As accumulating post-mortem evidence indicates the involvement of iron dyshomeostasis in neurodegeneration, the need to measure iron levels in the living human brain is more urgent than ever before. Magnetic resonance imaging (MRI) provides a non-invasive tool to detect brain iron in clinical and preclinical settings, by exploiting the magnetic properties of tissue iron using different pulse sequences. However, the question remains open, as to whether existing quantitative MRI techniques can be used as a robust technique to measure iron in a complex biological system like brains. Therefore, this PhD thesis seeks to extend this understanding by assessing existing techniques and developing original quantitative methods for improved iron measurement in clinical and preclinical MRI. After briefly revising the efforts that have been made in the literature to quantify brain iron using quantitative MRI, the original contribution of the PhD thesis is composed of three experiments:
The first project was to investigate whether the measurement derived from the 3.0 T dual-contrast fast-spin-echo (FSE) MRI, termed ‘effective R2’ in this work, may be used as a quantitative MRI method, an alternative to the time-consuming conventional transverse relaxation rate (R2) to evaluate the iron level in healthy (HC) and Parkinson’s disease (PD) brains. Retrospective 3.0 T FSE in vivo MRI data from case-control HC and PD subjects were selected from the Parkinson’s Progression Markers Initiative (PPMI) database, and the effective R2 was calculated from exponential fitting of these data. Linear regression analysis was then performed between the effective R2 and independently-estimated brain iron concentration (derived from the subject’s age using the empirical age-dependent formulae reported by Hallgren and Sourander). To further investigate its potential clinical use, the effective R2 was compared between groups, and linear correlation analysis was performed between the effective R2 and the functional dopamine transporter (DaT) results. The findings of the project suggested a strong linear correlation between the effective R2 and the estimated brain iron concentration, as well as a strong correlation between the putaminal effective R2 and the DaT dysfunction in PD. Therefore, it can be concluded the effective R2 may be used as a fast, quantitative XI MRI method to aid the evaluation of iron and DaT functions with 3.0 T clinical MRI, as an alternative to conventional R2.

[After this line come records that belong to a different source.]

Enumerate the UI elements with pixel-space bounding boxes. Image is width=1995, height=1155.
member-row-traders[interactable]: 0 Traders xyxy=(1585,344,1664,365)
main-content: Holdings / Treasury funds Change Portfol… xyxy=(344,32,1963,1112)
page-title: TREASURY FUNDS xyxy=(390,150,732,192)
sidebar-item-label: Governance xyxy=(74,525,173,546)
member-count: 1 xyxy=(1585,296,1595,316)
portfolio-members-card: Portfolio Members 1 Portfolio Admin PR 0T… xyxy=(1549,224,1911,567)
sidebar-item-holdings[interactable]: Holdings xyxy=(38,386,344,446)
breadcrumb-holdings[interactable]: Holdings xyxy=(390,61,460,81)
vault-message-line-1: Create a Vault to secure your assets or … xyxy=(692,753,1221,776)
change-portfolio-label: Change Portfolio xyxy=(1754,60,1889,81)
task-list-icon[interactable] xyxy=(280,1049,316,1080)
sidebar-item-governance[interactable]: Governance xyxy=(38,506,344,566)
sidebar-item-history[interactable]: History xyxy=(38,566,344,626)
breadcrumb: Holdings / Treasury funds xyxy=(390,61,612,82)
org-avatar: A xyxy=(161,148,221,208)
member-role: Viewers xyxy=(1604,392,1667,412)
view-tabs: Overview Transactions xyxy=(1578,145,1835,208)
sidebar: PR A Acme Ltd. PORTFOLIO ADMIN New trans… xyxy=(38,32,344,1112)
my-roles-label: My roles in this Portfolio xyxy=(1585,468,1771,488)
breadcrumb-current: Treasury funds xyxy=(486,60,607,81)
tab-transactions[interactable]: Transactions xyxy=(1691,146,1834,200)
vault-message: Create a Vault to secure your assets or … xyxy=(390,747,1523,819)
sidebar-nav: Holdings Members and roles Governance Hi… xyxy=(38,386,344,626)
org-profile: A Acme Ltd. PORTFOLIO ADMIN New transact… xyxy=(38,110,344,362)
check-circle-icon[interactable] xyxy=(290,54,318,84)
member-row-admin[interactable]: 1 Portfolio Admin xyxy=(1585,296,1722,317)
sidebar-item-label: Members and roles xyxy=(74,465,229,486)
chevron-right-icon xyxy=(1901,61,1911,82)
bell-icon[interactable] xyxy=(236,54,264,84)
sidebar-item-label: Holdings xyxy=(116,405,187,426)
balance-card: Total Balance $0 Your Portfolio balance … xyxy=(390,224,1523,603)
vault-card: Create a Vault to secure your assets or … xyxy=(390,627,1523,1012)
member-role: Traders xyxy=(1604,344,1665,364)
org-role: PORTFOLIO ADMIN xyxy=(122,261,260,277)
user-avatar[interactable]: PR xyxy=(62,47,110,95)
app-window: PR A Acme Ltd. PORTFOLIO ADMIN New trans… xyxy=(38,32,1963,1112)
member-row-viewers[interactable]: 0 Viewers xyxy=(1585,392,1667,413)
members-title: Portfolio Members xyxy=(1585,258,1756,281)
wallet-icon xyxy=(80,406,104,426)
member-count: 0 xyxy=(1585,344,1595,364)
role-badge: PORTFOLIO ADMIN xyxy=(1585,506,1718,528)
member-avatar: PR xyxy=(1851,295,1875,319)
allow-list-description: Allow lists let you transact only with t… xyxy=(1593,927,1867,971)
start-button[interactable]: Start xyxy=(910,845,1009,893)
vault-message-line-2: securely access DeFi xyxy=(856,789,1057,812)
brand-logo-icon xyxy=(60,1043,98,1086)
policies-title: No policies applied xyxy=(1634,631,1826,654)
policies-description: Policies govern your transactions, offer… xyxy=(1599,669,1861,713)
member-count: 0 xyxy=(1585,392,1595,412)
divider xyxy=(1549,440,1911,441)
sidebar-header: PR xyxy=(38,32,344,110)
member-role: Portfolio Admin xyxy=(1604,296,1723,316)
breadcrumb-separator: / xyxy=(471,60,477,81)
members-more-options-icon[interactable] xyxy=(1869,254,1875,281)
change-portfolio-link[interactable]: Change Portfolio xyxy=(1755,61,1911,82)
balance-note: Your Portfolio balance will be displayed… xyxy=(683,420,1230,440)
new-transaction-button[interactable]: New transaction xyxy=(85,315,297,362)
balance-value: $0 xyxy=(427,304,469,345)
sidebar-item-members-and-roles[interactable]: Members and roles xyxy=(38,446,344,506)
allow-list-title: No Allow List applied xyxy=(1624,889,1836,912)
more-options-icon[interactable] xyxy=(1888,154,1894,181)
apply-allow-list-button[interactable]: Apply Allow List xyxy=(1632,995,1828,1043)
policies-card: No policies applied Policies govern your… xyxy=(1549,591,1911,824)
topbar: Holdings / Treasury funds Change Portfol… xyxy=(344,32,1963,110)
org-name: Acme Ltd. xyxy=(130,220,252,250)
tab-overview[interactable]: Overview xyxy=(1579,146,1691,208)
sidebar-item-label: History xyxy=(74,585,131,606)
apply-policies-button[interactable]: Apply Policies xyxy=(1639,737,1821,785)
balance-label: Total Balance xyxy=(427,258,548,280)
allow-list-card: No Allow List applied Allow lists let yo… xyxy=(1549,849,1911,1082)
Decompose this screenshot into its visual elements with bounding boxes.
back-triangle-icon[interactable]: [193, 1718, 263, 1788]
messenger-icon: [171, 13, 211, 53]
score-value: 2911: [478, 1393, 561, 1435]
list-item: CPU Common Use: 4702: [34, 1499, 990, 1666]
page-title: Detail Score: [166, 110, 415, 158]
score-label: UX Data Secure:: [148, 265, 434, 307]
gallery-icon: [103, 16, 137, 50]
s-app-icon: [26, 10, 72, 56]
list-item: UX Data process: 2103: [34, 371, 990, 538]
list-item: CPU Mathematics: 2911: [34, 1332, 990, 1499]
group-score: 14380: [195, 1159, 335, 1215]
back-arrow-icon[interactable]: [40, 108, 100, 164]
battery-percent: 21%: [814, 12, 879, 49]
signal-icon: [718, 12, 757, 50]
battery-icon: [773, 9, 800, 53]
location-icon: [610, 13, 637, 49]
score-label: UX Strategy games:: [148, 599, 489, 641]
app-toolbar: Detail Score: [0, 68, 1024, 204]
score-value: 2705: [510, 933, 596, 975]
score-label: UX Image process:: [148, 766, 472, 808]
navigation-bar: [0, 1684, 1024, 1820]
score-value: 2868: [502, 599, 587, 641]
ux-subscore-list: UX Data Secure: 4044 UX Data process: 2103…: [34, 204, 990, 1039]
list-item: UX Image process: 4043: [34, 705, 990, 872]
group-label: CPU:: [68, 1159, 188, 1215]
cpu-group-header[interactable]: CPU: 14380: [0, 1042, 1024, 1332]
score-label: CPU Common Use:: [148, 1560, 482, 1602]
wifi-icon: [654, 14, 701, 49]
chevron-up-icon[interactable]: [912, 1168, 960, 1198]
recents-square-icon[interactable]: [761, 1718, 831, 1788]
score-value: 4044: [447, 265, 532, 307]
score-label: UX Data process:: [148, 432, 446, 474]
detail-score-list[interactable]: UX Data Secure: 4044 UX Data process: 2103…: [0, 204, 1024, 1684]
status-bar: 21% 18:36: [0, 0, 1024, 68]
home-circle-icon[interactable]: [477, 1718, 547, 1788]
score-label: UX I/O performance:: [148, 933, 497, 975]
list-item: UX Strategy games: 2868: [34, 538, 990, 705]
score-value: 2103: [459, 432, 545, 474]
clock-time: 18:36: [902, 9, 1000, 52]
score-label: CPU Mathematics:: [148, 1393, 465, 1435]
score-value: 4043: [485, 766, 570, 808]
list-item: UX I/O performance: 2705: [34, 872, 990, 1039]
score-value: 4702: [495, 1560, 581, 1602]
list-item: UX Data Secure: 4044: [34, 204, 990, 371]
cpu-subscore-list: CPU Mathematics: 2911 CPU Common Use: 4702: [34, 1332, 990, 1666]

To exceed the constraints of R2 and effective R2, in this subsequent research, the state-of-art quantitative susceptibility mapping (QSM) MRI technique was assessed for measuring iron concentration, at the local NHS Trust hospital. This project aimed to answer if a QSM method using nonlinear morphology enabled dipole inversion with L1-regularisation (nMEDI-L1) can quantify iron in ferric iron (Fe3+) phantoms and human brains accurately, using a local clinical 3.0 T MRI scanner. Using a 3D gradient-echo (GRE) sequence, the images of phantoms and healthy volunteers were obtained, and processed using the nMEDI-L1 QSM method. The resulting susceptibility images of human brains were compared with routine clinical anatomical scans, and with the (effective) transverse relaxation rates (R2, R2*, effective R2) mapping. Linear regression analysis was performed between the susceptibility measured in the phantom and the Fe3+ concentration, and between the brain susceptibility and the brain iron concentration estimated using Hallgren and Sourander’s formulae. A very strong linear correlation was found between the susceptibility and the Fe3+ concentration in the phantom, with the Fe3+-associated susceptibility increase that excellently matched the theoretical prediction of 1.30 ppb/μg·g-1. As the results showed enhanced iron contrast in the QSM images, compared with the routine anatomical scan, a significant, strong, positive linear correlation between the susceptibility and the estimated iron concentration were also observed, with a smaller iron-associated susceptibility increase, compared to the phantom. The result is consistent with the literature, supporting the assertion that QSM may be used to measure iron concentration.

Lastly, to investigate the preclinical value of ultra-high-resolution QSM, the scope of QSM for measuring ferritin-bound iron and amyloid-β (Aβ), a misfolded protein strongly associated with Alzheimer’s disease (AD) pathology, is studied in vitro, with 9.4 T preclinical MRI. Assessment of a selection of phase-processing techniques was performed, and automatic parameter optimisation techniques were tested for the nMEDI-L1, to optimise QSM for 9.4 T small-animal MRI system for the first time. R2* XII and QSM of ferritin, Aβ, and Aβ+ferritin aggregates were measured in vitro, and linear regression analysis was performed between the ferritin (Aβ) level and the R2* and susceptibility. Linear regression analysis was also performed between pixel-wise R2* and susceptibility. An optimal QSM pipeline was devised after assessments. The results show ferritin-associated R2 and susceptibility increase, which is particularly significant in Aβ+ferritin aggregates, showing in detail how QSM offers scope as a sensitive tool to detect iron-laden Aβ aggregates at ultra-high-field MRI.